SGACNet: Spatial-information Guided Adaptive Context-aware Network for Efficient RGB-D Semantic Segmentation
This repository contains the code for our paper "Spatial-information Guided Adaptive Context-aware Network for Efficient RGB-D Semantic Segmentation" .
We provide the weights for our selected ESANet-R34-NBt1D (with ResNet34 NBt1D backbones) on NYUv2, SunRGBD, and Cityscapes. Download and extract the models to ./trained_models
.
Backbone | PixAcc | mAcc | mIoU | Input | Model |
---|---|---|---|---|---|
ResNet18-NBt1D | 74.6 | 61.8 | 48.2 | RGBD | model |
ResNet34-NBt1D | 75.6 | 62.7 | 49.4 | RGBD | model |
Backbone | PixAcc | mAcc | mIoU | Input | Model |
---|---|---|---|---|---|
ResNet18-NBt1D | 81.0 | 57.8 | 46.5 | RGBD | model |
ResNet34-NBt1D | 81.2 | 60.8 | 47.8 | RGBD | model |
Backbone | Params | mIoU.half | mIoU.full | Input | Model |
---|---|---|---|---|---|
ResNet18-NBt1D | 22.1 | 73.3 | 78.7 | RGBD | model |
ResNet34-NBt1D | 35.6 | 74.1 | 79.7 | RGBD | model |
Please navigate to the cloned directory.
git clone --recursive https://github.com/CyunXiong/SGACNet.git
cd /path/to/this/repository
Note we are using Python 3.7+. Torch 1.3.1 and torchvision 0.4.2
conda env create -f rgbd_segmentation1.yaml
conda activate SGACNet
We trained our networks on NYUv2, SUNRGB-D, and Cityscapes. And they are stored in <dir>/datasets
.
You can also choose the folder src/datasets
which contains the code to prepare NYUv2, SunRGB-D, and Cityscapes for training and evaluation. Please follow the instructions given for the respective dataset and store the created datasets.

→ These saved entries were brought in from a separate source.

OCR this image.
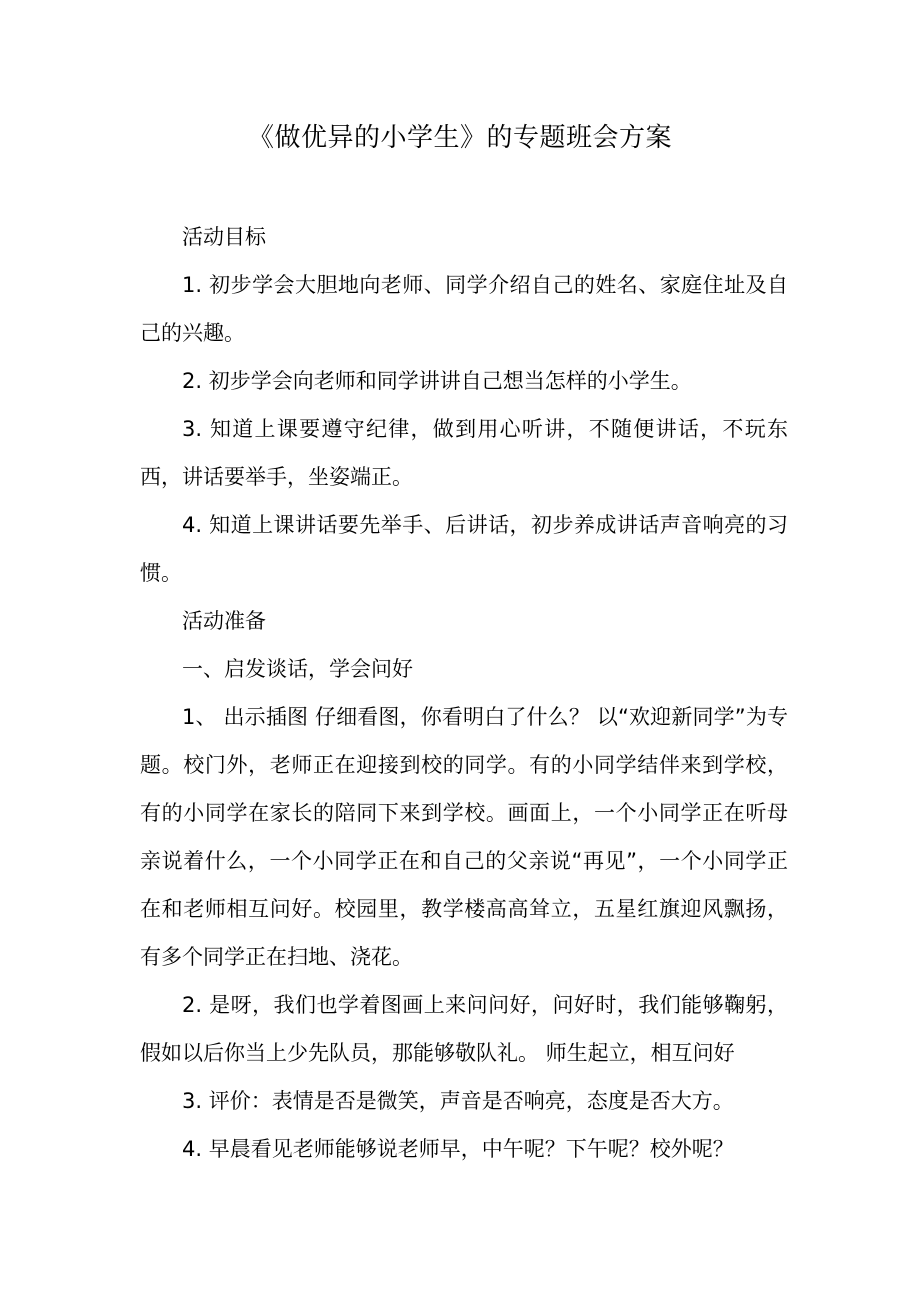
《做优异的小学生》的专题班会方案

活动目标

1. 初步学会大胆地向老师、同学介绍自己的姓名、家庭住址及自己的兴趣。

2. 初步学会向老师和同学讲讲自己想当怎样的小学生。

3. 知道上课要遵守纪律，做到用心听讲，不随便讲话，不玩东西，讲话要举手，坐姿端正。

4. 知道上课讲话要先举手、后讲话，初步养成讲话声音响亮的习惯。

活动准备

一、启发谈话，学会问好

1、 出示插图 仔细看图，你看明白了什么？ 以“欢迎新同学”为专题。校门外，老师正在迎接到校的同学。有的小同学结伴来到学校，有的小同学在家长的陪同下来到学校。画面上，一个小同学正在听母亲说着什么，一个小同学正在和自己的父亲说“再见”，一个小同学正在和老师相互问好。校园里，教学楼高高耸立，五星红旗迎风飘扬，有多个同学正在扫地、浇花。

2. 是呀，我们也学着图画上来问问好，问好时，我们能够鞠躬，假如以后你当上少先队员，那能够敬队礼。 师生起立，相互问好

3. 评价：表情是否是微笑，声音是否响亮，态度是否大方。

4. 早晨看见老师能够说老师早，中午呢？下午呢？校外呢？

ImageNet can be downloaded for our selected backbones on the above datasets. Stored in <dir>/trained_models/imagenet
.
- Note that we reported the inference time for all datasets in our paper.
Use main.py
to train SGACNet on NYUv2, SUNRGB-D, and Cityscapes. Otherwise, you can use imagenet_pretraining.py to create your own pre-trained weights.
Example:
- Train our SGACNet on NYUv2:
Run
sh train_nyu.sh(train_sunrgbd.sh/train_cityscapes.sh)
.
#train_nyu.sh
python train.py \
--dataset nyuv2 \
--dataset_dir ./datasets/nyuv2 \
--pretrained_dir ./trained_models/imagenet \
--results_dir ./results \
--height 480 \
--width 640 \
--batch_size 16 \
--batch_size_valid 24 \
--lr 0.01 \
--optimizer SGD \
--class_weighting median_frequency \
--encoder resnet34 \
--encoder_block NonBottleneck1D \
--nr_decoder_blocks 3 \
--modality rgbd \
--encoder_decoder_fusion add \
--context_module ppm \
--decoder_channels_mode decreasing \
--fuse_depth_in_rgb_encoder SE-add \
--upsampling learned-3x3-zeropad
Note that some parameters are different in Cityscapes.
To reproduce the metrics reported in our paper, run sh eval.sh
.
Example:
- To evaluate our SGACNet trained on NYUv2, use:
python eval.py \
--dataset nyuv2 \
--dataset_dir ./datasets/nyuv2 \
--ckpt_path ./trained_models/nyuv2/nyuv2_r34_NBt1D/r34_NBt1D.pth
Evaluation on SUN RGB-D is similar to NYUv2.
- To evaluate our SGACNet trained on Cityscapes, use:
python eval.py \
--dataset cityscapes-with-depth \
--dataset_dir ./datasets/cityscapes \
--ckpt_path ./trained_models/cityscapes/cityscapes_r34_NBt1D_half/r34_NBt1D_half \
--height 512 \
--width 1024 \
--raw_depth \
--context_module appm-1-2-4-8 \
--valid_full_res
We timed the inference on a single NVIDIA RTX 3090Ti with CUDA 11.7. Example:
- To reproduce the timings of our SGACNet trained on NYUv2, run eval_nyuv.sh:
python3 ./inference_time_whole_model.py \
--dataset nyuv2 \
--no_time_pytorch \
--no_time_tensorrt \
--trt_floatx 16 \
--plot_timing \
--plot_outputs \
--export_outputs
Yang Zhang, Chenyun Xiong, Junjie Liu, Xuhui Ye, and Guodong Sun. Spatial-information Guided Adaptive Context-aware Network for Efficient RGBD Semantic Segmentation[J]. IEEE Sensors Journal, 2023.